|Pathologically Eclectic Rubbish Lister|
Perl in programming contests and problem solvingby rsFalse (Pilgrim)
|on Jul 25, 2017 at 20:49 UTC||Need Help??|
rsFalse has asked for the
wisdom of the Perl Monks concerning the following question:
There are many programming contests and websites for problem solving. Do you like to solve problems and when do you use Perl? Can you suggest programming contests or websites with string problems or something at which Perl excels?
Usually in programming contests there are algorithmic problems. You are given some task, which contain: 1. problems description, 2. input constraints and format, 3. output format, 4. time and memory limits. Then you write and submit some code, and testing system tests your code using some test cases which you do not know, except you know constraints. After testing, system tells verdict: accepted, wrong-answer, time-limit-exceeded or something else.
Some examples of online contests are: codeforces (many languages available, Perl including), topcoder; some examples of online judges are: SPOJ, ProjectEuler, Timus, Rosalind. Some online judges like Project Euler accepts only answers, not code. Majority of people write solutions for these problems in C++ language. Less people use Java, C, Python, Pascal.
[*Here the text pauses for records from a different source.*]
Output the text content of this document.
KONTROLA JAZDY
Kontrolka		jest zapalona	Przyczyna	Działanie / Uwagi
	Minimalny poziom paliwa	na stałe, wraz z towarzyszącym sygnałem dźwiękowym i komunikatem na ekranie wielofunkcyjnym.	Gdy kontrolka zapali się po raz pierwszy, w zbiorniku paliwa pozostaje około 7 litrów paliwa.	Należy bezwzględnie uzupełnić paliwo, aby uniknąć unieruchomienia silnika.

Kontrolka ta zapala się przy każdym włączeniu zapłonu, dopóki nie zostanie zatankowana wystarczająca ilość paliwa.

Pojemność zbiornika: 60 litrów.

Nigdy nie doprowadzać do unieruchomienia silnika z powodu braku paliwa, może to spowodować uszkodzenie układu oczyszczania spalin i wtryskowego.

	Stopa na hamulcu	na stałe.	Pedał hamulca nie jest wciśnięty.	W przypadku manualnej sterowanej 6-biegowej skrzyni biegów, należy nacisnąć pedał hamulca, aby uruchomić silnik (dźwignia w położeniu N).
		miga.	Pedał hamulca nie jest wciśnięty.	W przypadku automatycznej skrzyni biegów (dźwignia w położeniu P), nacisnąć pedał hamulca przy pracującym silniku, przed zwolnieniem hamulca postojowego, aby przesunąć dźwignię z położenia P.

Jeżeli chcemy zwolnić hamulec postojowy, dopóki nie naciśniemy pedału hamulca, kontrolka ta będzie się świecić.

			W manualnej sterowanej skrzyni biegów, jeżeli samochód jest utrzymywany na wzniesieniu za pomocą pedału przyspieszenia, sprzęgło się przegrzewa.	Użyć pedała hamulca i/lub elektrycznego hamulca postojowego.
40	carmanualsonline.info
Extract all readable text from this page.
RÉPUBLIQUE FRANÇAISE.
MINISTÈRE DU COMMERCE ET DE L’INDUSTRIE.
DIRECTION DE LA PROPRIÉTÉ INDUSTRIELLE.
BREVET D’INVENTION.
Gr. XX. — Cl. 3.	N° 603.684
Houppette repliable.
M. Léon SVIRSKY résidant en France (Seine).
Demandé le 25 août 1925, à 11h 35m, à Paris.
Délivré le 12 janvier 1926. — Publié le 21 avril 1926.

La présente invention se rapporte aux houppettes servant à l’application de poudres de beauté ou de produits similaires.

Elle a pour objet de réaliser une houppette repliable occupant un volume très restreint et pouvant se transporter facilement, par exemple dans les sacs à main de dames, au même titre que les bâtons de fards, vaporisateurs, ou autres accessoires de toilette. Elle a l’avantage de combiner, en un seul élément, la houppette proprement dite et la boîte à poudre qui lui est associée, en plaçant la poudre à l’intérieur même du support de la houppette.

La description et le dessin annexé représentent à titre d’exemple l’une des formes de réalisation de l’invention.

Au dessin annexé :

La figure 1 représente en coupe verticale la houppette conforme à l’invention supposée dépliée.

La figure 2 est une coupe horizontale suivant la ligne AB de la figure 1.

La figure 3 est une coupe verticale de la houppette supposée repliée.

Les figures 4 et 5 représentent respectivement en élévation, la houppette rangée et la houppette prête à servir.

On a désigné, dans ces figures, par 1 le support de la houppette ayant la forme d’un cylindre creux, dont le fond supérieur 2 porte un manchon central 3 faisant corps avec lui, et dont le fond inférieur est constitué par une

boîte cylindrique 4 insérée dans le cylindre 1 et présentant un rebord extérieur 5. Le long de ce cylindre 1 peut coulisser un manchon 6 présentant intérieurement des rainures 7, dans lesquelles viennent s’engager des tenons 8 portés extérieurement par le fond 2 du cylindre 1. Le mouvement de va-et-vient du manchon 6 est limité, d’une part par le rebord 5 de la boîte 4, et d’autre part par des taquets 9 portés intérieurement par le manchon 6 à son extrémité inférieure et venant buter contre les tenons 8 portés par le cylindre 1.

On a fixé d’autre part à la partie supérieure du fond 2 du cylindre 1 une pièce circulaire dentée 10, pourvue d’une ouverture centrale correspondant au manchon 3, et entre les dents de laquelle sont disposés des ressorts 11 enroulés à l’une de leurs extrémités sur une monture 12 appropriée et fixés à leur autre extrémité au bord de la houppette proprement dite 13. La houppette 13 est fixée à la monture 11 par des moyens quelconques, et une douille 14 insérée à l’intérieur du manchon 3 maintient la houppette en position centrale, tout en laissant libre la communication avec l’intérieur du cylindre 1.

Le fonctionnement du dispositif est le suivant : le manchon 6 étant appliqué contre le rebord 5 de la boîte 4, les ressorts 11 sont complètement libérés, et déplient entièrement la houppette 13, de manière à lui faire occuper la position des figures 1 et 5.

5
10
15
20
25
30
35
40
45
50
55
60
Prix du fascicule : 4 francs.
That is because C++ is fast and short to express and have macros. Many problems are composed in such way that only very fast algorithm can solve all edge cases in a given time limit. For example if author's solution solve the problem in 1 s, then time limit can be set around 2-5 s. If author solved with C++, then it is often impossible to achieve such speed with higher level languages, like Perl or Python. So, Perl was used mostly not in usual competitive programming, but in golf contests :D
I am using Perl in contests for fun and am solving easiest tasks, when tasks which are more difficult require better understanding of algorithms and data structures.
If you want to try Perl in solving some string problems, I can suggest codeforces.com -> problemset and choose tag "strings". You can see pieces of test cases and solutions of other users to comparison code and comparison time program consumed on each test case. If you have a nice solution for a problem or you are stuck in it you can start discussion here(?). Websites have their own forums/blogs for discussing problems, but usually these discussions are not language specific. That discussions can be about which Perl structures to use to gain better speed or similar. While using Perl I've discovered that many my solutions on simple tasks are about the same speed as Python users. And do you know if any of more popular online judge systems are written in Perl?